Am schnellsten tritt die Wirkung unter Alfentanil und Remifentanil ein: Die Anschlagzeit wird mit 1 bis 1,5 Minuten angegeben. Bei Fentanyl beträgt sie 4 bis 5 Minuten, bei Sufentanil 2 bis 3 Minuten.
Wie lange die Wirkung der einzelnen Opioide nach Beendigung der Narkose anhält, hängt bei Fentanyl, Afentanil und Sufentanil entscheidend von der Infusionsdauer ab. Diese sogenannte Kontext-sensitive Halbwertszeit ist Abbildung 1 zu entnehmen. Lediglich für Remifentanil liegt sie unabhängig von der Infusionsdauer konstant bei 3 bis 4 Minuten. Verantwortlich dafür ist ein von der Leber- und Nierenfunktion unabhängiger und schneller Remifentanil-Abbau durch unspezifische Esterasen.
Damit weist Remifentanil von allen Anästhetika der Fentanylgruppe die beste intraoperative Steuerbarkeit auf. Verständlich, dass Anästhesisten auf diese Substanz ungern verzichten möchten.

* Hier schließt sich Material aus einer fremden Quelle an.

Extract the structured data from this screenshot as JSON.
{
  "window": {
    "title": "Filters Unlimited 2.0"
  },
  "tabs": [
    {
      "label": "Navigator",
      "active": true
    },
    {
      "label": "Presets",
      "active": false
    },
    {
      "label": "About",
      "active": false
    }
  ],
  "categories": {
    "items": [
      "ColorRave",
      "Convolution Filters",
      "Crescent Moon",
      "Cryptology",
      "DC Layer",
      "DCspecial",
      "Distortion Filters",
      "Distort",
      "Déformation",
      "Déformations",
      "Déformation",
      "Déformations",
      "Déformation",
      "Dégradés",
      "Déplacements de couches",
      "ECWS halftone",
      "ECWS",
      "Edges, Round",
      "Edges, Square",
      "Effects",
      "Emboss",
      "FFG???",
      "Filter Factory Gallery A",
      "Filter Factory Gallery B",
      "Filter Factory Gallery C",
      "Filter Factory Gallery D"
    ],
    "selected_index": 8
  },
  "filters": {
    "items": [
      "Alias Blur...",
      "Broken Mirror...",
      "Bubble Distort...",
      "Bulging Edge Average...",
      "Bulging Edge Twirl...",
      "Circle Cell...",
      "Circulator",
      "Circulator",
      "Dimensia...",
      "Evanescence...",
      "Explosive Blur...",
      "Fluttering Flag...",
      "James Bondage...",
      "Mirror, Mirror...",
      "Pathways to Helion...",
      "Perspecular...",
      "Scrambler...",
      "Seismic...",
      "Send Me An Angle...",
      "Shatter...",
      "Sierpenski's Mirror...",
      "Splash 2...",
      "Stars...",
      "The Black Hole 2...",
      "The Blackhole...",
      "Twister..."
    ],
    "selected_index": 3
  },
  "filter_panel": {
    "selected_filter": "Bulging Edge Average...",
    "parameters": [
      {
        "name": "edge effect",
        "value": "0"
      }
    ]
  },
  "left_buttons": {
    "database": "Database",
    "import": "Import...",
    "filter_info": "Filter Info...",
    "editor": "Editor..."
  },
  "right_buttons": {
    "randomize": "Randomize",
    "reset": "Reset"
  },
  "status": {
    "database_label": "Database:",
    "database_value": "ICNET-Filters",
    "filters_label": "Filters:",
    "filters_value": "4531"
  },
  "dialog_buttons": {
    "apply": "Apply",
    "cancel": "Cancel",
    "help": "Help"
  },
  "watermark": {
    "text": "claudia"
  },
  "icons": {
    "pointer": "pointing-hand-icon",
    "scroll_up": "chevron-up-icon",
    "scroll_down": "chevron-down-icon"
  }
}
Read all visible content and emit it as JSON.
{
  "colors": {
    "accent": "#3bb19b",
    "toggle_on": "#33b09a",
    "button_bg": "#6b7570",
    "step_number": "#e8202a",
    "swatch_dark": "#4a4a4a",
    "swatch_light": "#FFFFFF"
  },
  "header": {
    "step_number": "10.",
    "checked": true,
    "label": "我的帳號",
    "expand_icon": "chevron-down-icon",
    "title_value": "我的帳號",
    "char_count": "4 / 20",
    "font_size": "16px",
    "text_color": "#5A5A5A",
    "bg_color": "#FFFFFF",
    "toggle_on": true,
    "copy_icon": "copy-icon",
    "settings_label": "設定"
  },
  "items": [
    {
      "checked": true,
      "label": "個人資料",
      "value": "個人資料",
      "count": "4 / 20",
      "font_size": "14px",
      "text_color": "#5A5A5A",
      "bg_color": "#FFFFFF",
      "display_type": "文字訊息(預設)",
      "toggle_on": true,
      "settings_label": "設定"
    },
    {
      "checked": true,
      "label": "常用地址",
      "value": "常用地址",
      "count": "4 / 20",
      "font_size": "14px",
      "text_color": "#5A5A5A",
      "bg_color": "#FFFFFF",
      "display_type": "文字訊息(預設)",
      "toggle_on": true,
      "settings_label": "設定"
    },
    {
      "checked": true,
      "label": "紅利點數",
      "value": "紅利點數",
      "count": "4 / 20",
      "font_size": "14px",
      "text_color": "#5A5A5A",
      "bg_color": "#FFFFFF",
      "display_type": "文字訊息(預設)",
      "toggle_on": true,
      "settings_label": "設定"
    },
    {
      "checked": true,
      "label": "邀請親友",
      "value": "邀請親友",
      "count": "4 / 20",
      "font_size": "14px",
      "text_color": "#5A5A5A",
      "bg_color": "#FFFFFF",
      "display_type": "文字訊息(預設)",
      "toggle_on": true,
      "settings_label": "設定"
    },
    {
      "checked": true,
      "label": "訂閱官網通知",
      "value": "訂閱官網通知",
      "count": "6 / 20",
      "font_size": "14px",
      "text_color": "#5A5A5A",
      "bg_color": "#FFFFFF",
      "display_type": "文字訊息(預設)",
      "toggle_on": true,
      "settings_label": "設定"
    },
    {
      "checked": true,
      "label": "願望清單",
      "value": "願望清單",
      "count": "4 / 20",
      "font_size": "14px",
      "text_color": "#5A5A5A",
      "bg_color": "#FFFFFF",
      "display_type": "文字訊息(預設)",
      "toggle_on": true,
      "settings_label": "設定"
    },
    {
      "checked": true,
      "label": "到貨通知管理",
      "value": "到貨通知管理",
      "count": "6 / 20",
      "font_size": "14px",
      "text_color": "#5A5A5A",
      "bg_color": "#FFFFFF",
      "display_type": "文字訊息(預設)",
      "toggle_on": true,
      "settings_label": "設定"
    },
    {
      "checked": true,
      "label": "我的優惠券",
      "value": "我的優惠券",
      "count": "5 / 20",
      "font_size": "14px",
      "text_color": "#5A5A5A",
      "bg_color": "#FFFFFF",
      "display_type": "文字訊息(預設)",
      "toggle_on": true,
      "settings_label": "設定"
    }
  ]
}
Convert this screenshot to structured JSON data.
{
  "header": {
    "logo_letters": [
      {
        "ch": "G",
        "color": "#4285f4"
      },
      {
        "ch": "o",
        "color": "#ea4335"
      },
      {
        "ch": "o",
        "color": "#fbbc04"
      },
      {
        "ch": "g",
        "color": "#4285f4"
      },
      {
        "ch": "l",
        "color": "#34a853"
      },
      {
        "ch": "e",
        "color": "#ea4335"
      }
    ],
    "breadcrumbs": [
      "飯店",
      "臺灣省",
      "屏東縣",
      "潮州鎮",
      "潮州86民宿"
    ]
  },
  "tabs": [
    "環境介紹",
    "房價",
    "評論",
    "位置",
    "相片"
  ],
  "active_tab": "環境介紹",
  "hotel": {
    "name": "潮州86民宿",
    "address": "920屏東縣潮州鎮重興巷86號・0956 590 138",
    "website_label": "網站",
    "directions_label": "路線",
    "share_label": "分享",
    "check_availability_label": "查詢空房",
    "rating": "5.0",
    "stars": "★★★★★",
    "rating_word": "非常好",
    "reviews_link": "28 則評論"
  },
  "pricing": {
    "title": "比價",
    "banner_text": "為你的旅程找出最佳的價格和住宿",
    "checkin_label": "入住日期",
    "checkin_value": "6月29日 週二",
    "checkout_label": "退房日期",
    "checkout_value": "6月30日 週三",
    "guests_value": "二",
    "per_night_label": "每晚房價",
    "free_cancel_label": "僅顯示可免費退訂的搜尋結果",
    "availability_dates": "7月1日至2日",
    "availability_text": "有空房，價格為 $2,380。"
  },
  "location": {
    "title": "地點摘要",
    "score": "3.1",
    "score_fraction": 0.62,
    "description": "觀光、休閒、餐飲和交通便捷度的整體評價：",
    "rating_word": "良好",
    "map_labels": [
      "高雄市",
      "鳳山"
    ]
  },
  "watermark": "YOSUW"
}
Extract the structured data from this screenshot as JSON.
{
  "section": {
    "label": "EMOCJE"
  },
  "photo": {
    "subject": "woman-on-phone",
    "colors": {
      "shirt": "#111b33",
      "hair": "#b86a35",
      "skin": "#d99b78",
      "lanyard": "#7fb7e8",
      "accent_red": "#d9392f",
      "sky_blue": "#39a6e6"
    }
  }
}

Remifentanil wird von verschiedenen Herstellern angeboten. Marktführer ist Glaxo Smith Kline (GSK) mit dem Präparat Ultiva®. Er soll laut BfArM 80% des Marktes abdecken und ist derzeit nur eingeschränkt lieferfähig. Auf Anfrage teilte der Hersteller mit, dass man aufgrund einer hohen Nachfrage und begrenzten Produktionskapazitäten derzeit nicht den gesamten deutschen Bedarf abdecken könne und nur eingeschränkt lieferfähig sei. Dieses sei unter anderem der Tatsache geschuldet, dass Remifentanil mittlerweile patentfrei ist und es seit 2011 in Deutschland mindestens drei generische Produkte gibt. GSK gibt an, derzeit viele Kliniken mit den verfügbaren Präparaten direkt zu beliefern und sich zu bemühen, weitere Mengen breitestmöglich zur Verfügung zu stellen. Für Mai/Juni seien weitere Lieferungen angekündigt.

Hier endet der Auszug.